Seven Laws of Identity - Kim Cameron, 2005

These are all from what I think of as Identity Wars 1.0, which led to the Internet Identity Workshop (IIW) starting in 2005. OpenID and OAuth came out of this, as well as tension with existing corporate / enterprise systems, which were much too complicated for developers of small web apps and startups to implement.

  1. User Control and Consent
    • Technical identity systems must only reveal information identifying a user with the user’s consent.
  2. Minimal Disclosure for a Constrained Use
    • The solution which discloses the least amount of identifying information and best limits its use is the most stable long term solution.
  3. Justifiable Parties
    • Digital identity systems must be designed so the disclosure of identifying information is limited to parties having a necessary and justifiable place in a given identity relationship.
  4. Directed Identity
    • A universal identity system must support both “omni-directional” identifiers for use by public entities and “unidirectional” identifiers for use by private entities, thus facilitating discovery while preventing unnecessary release of correlation handles.

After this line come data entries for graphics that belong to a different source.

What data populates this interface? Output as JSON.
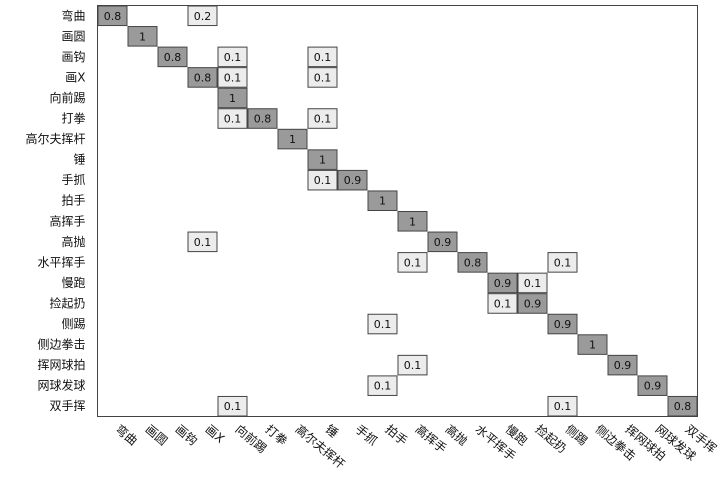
{
  "chart_data": {
    "type": "heatmap",
    "title": "",
    "xlabel": "",
    "ylabel": "",
    "grid": false,
    "labels": [
      "弯曲",
      "画圆",
      "画钩",
      "画X",
      "向前踢",
      "打拳",
      "高尔夫挥杆",
      "锤",
      "手抓",
      "拍手",
      "高挥手",
      "高抛",
      "水平挥手",
      "慢跑",
      "捡起扔",
      "侧踢",
      "侧边拳击",
      "挥网球拍",
      "网球发球",
      "双手挥"
    ],
    "cells": [
      {
        "row": 0,
        "col": 0,
        "value": "0.8"
      },
      {
        "row": 0,
        "col": 3,
        "value": "0.2"
      },
      {
        "row": 1,
        "col": 1,
        "value": "1"
      },
      {
        "row": 2,
        "col": 2,
        "value": "0.8"
      },
      {
        "row": 2,
        "col": 4,
        "value": "0.1"
      },
      {
        "row": 2,
        "col": 7,
        "value": "0.1"
      },
      {
        "row": 3,
        "col": 3,
        "value": "0.8"
      },
      {
        "row": 3,
        "col": 4,
        "value": "0.1"
      },
      {
        "row": 3,
        "col": 7,
        "value": "0.1"
      },
      {
        "row": 4,
        "col": 4,
        "value": "1"
      },
      {
        "row": 5,
        "col": 4,
        "value": "0.1"
      },
      {
        "row": 5,
        "col": 5,
        "value": "0.8"
      },
      {
        "row": 5,
        "col": 7,
        "value": "0.1"
      },
      {
        "row": 6,
        "col": 6,
        "value": "1"
      },
      {
        "row": 7,
        "col": 7,
        "value": "1"
      },
      {
        "row": 8,
        "col": 7,
        "value": "0.1"
      },
      {
        "row": 8,
        "col": 8,
        "value": "0.9"
      },
      {
        "row": 9,
        "col": 9,
        "value": "1"
      },
      {
        "row": 10,
        "col": 10,
        "value": "1"
      },
      {
        "row": 11,
        "col": 3,
        "value": "0.1"
      },
      {
        "row": 11,
        "col": 11,
        "value": "0.9"
      },
      {
        "row": 12,
        "col": 10,
        "value": "0.1"
      },
      {
        "row": 12,
        "col": 12,
        "value": "0.8"
      },
      {
        "row": 12,
        "col": 15,
        "value": "0.1"
      },
      {
        "row": 13,
        "col": 13,
        "value": "0.9"
      },
      {
        "row": 13,
        "col": 14,
        "value": "0.1"
      },
      {
        "row": 14,
        "col": 13,
        "value": "0.1"
      },
      {
        "row": 14,
        "col": 14,
        "value": "0.9"
      },
      {
        "row": 15,
        "col": 9,
        "value": "0.1"
      },
      {
        "row": 15,
        "col": 15,
        "value": "0.9"
      },
      {
        "row": 16,
        "col": 16,
        "value": "1"
      },
      {
        "row": 17,
        "col": 10,
        "value": "0.1"
      },
      {
        "row": 17,
        "col": 17,
        "value": "0.9"
      },
      {
        "row": 18,
        "col": 9,
        "value": "0.1"
      },
      {
        "row": 18,
        "col": 18,
        "value": "0.9"
      },
      {
        "row": 19,
        "col": 4,
        "value": "0.1"
      },
      {
        "row": 19,
        "col": 15,
        "value": "0.1"
      },
      {
        "row": 19,
        "col": 19,
        "value": "0.8"
      }
    ],
    "colors": {
      "high": "#9a9a9a",
      "low": "#ececec",
      "border": "#444444",
      "text": "#111111"
    }
  }
}
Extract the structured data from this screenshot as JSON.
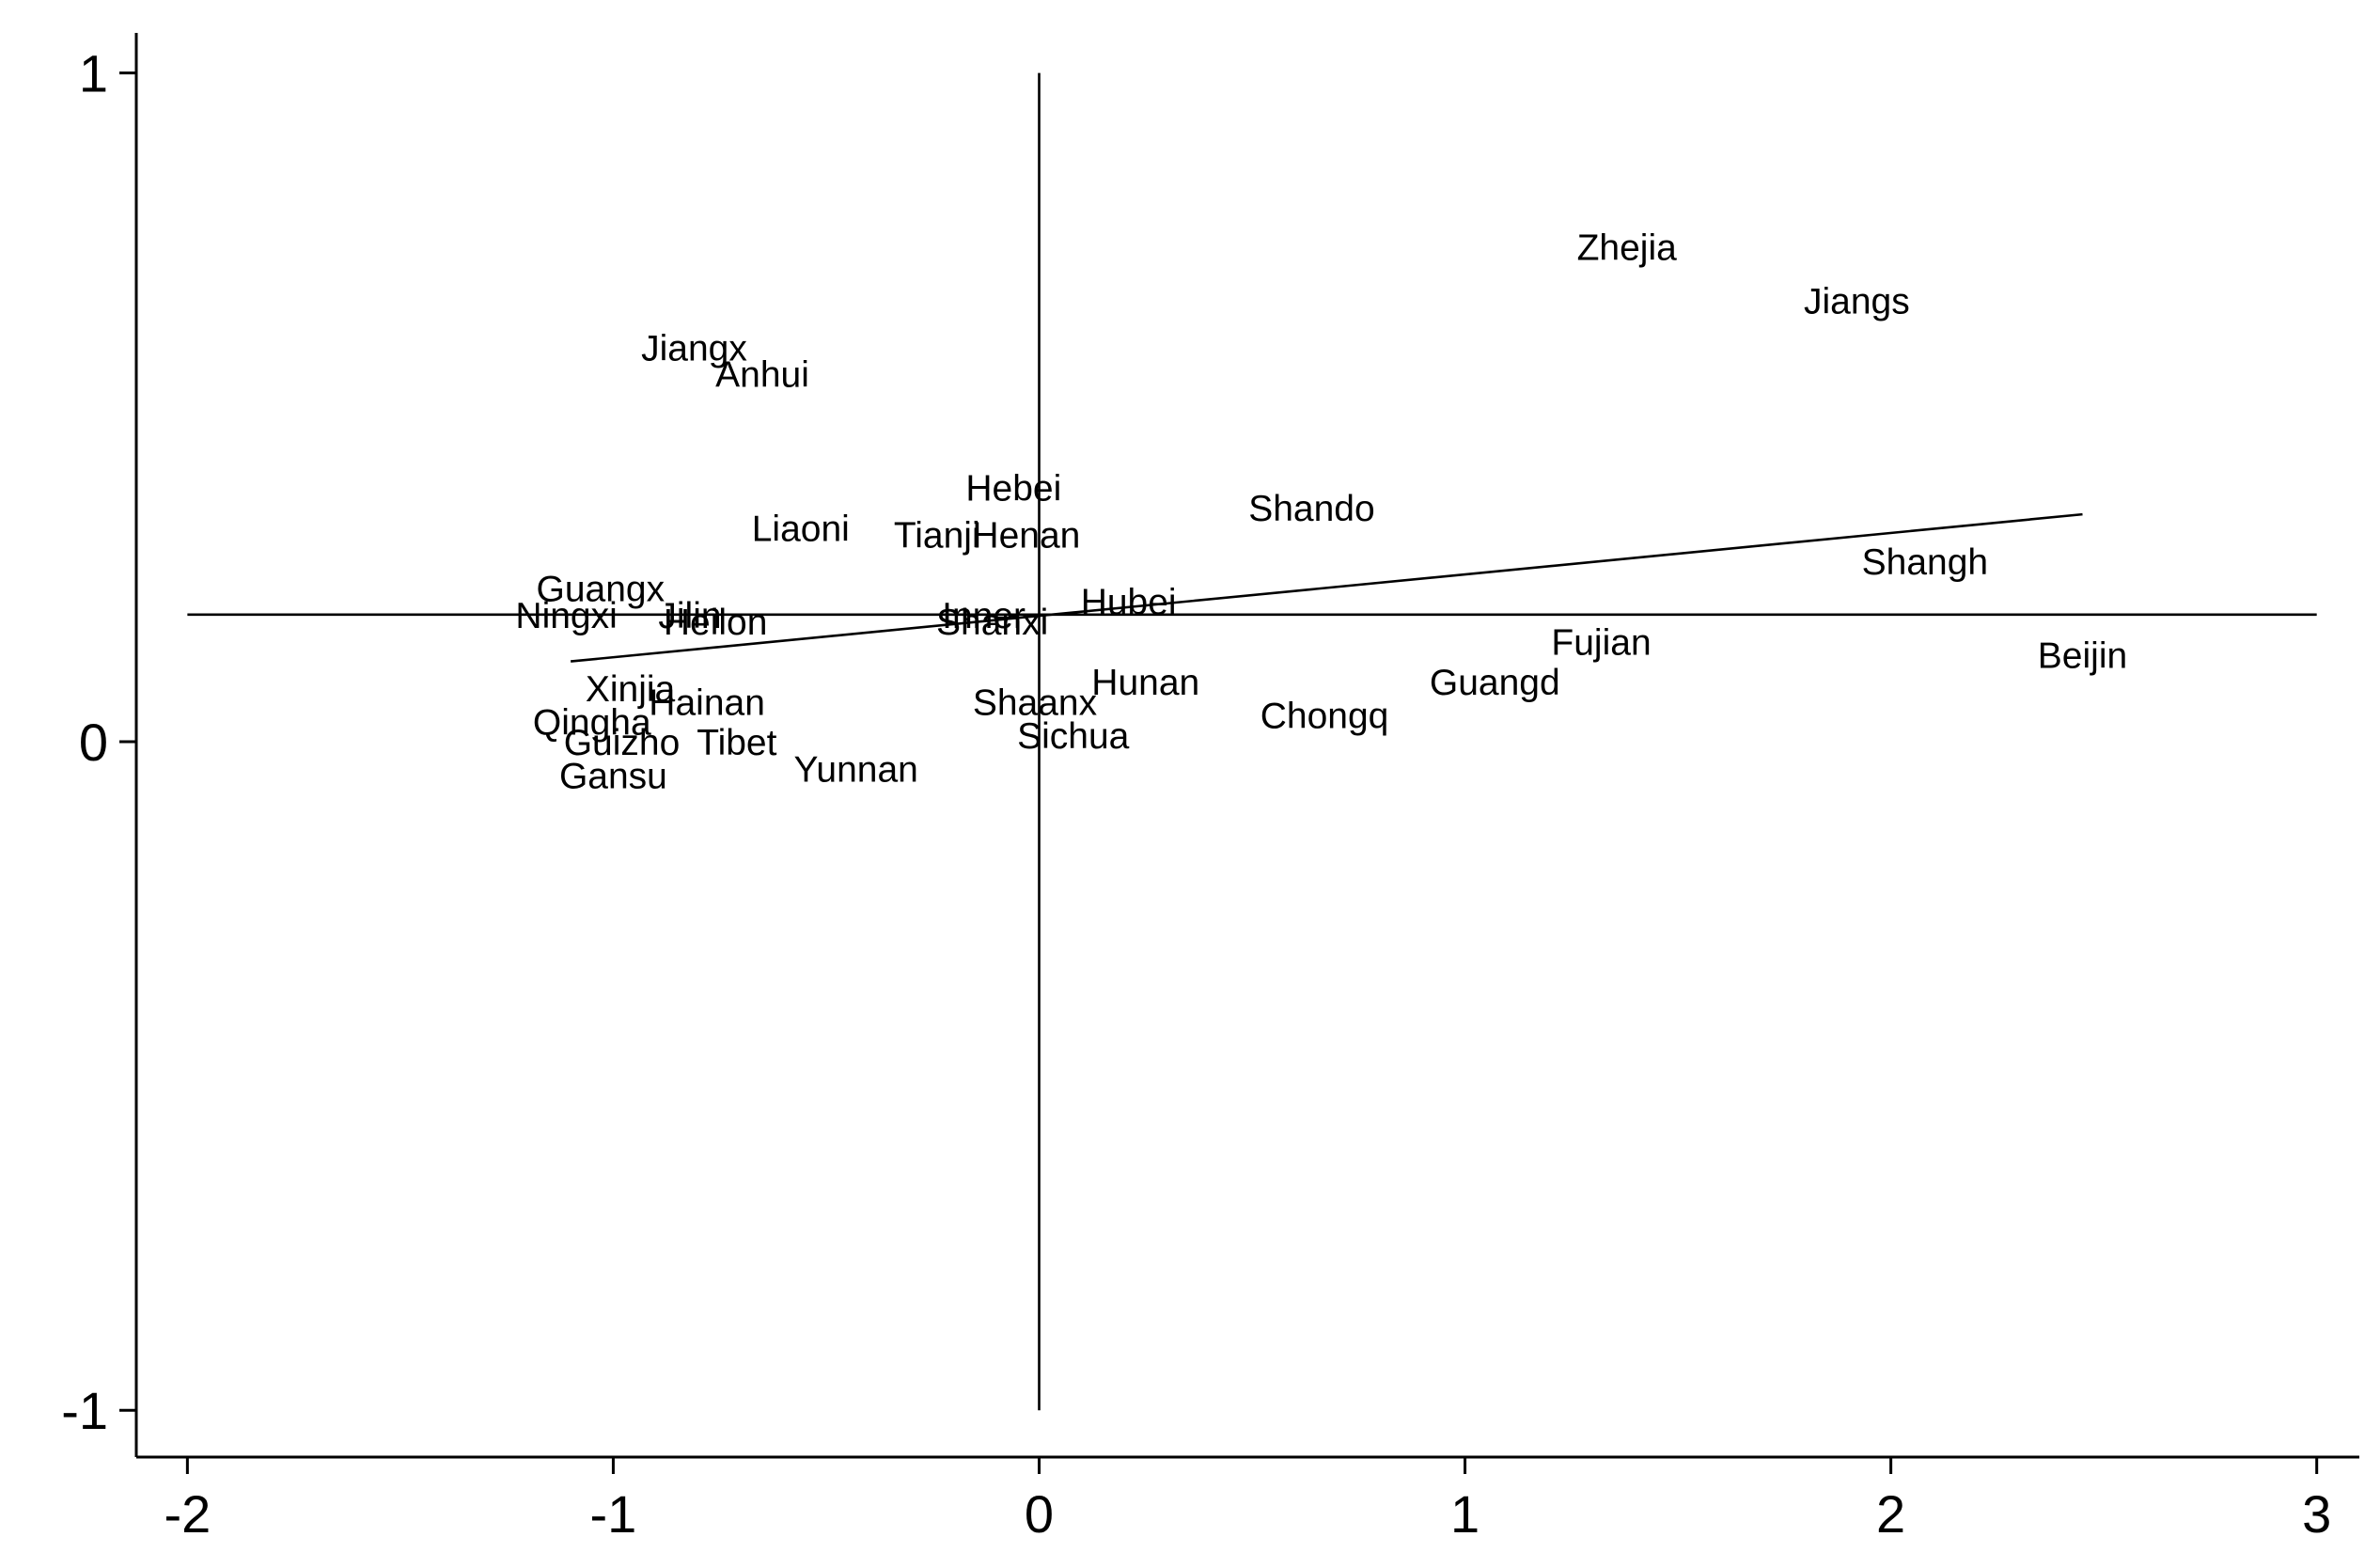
{
  "chart_data": {
    "type": "scatter",
    "title": "",
    "xlabel": "",
    "ylabel": "",
    "xlim": [
      -2.12,
      3.1
    ],
    "ylim": [
      -1.07,
      1.06
    ],
    "x_ticks": [
      -2,
      -1,
      0,
      1,
      2,
      3
    ],
    "y_ticks": [
      -1,
      0,
      1
    ],
    "x_tick_labels": [
      "-2",
      "-1",
      "0",
      "1",
      "2",
      "3"
    ],
    "y_tick_labels": [
      "-1",
      "0",
      "1"
    ],
    "grid": false,
    "legend": "none",
    "reference_lines": {
      "vertical_x": 0,
      "vertical_y_range": [
        -1,
        1
      ],
      "horizontal_y": 0.19,
      "horizontal_x_range": [
        -2,
        3
      ]
    },
    "fit_line": {
      "x": [
        -1.1,
        2.45
      ],
      "y": [
        0.12,
        0.34
      ]
    },
    "points": [
      {
        "label": "Zhejia",
        "x": 1.38,
        "y": 0.74
      },
      {
        "label": "Jiangs",
        "x": 1.92,
        "y": 0.66
      },
      {
        "label": "Jiangx",
        "x": -0.81,
        "y": 0.59
      },
      {
        "label": "Anhui",
        "x": -0.65,
        "y": 0.55
      },
      {
        "label": "Hebei",
        "x": -0.06,
        "y": 0.38
      },
      {
        "label": "Shando",
        "x": 0.64,
        "y": 0.35
      },
      {
        "label": "Liaoni",
        "x": -0.56,
        "y": 0.32
      },
      {
        "label": "Tianji",
        "x": -0.24,
        "y": 0.31
      },
      {
        "label": "Henan",
        "x": -0.03,
        "y": 0.31
      },
      {
        "label": "Shangh",
        "x": 2.08,
        "y": 0.27
      },
      {
        "label": "Guangx",
        "x": -1.03,
        "y": 0.23
      },
      {
        "label": "Ningxi",
        "x": -1.11,
        "y": 0.19
      },
      {
        "label": "Jilin",
        "x": -0.82,
        "y": 0.19
      },
      {
        "label": "Heilon",
        "x": -0.76,
        "y": 0.18
      },
      {
        "label": "Inner",
        "x": -0.13,
        "y": 0.19
      },
      {
        "label": "Shanxi",
        "x": -0.11,
        "y": 0.18
      },
      {
        "label": "Hubei",
        "x": 0.21,
        "y": 0.21
      },
      {
        "label": "Fujian",
        "x": 1.32,
        "y": 0.15
      },
      {
        "label": "Beijin",
        "x": 2.45,
        "y": 0.13
      },
      {
        "label": "Hunan",
        "x": 0.25,
        "y": 0.09
      },
      {
        "label": "Guangd",
        "x": 1.07,
        "y": 0.09
      },
      {
        "label": "Xinjia",
        "x": -0.96,
        "y": 0.08
      },
      {
        "label": "Hainan",
        "x": -0.78,
        "y": 0.06
      },
      {
        "label": "Shaanx",
        "x": -0.01,
        "y": 0.06
      },
      {
        "label": "Chongq",
        "x": 0.67,
        "y": 0.04
      },
      {
        "label": "Qingha",
        "x": -1.05,
        "y": 0.03
      },
      {
        "label": "Sichua",
        "x": 0.08,
        "y": 0.01
      },
      {
        "label": "Guizho",
        "x": -0.98,
        "y": 0.0
      },
      {
        "label": "Tibet",
        "x": -0.71,
        "y": 0.0
      },
      {
        "label": "Yunnan",
        "x": -0.43,
        "y": -0.04
      },
      {
        "label": "Gansu",
        "x": -1.0,
        "y": -0.05
      }
    ]
  }
}
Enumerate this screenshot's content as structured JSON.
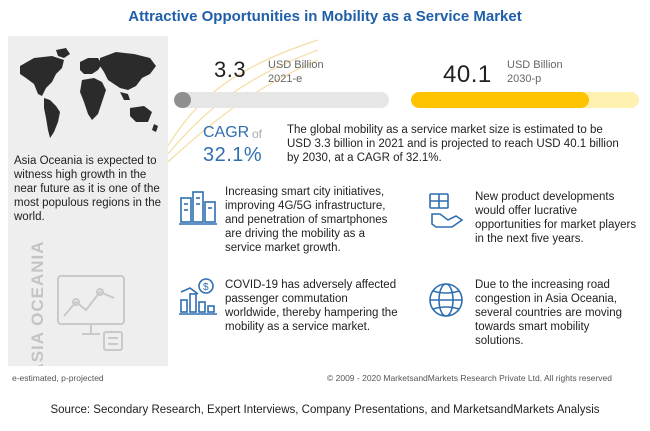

  5. Pluralism of Operators and Technologies:
    • A universal identity system must channel and enable the inter-working of multiple identity technologies run by multiple identity providers.
  6. Human Integration:
    • The universal identity metasystem must define the human user to be a component of the distributed system integrated through unambiguous human-machine communication mechanisms offering protection against identity attacks.
  7. Consistent Experience Across Contexts
    • The unifying identity metasystem must guarantee its users a simple, consistent experience while enabling separation of contexts through multiple operators and technologies.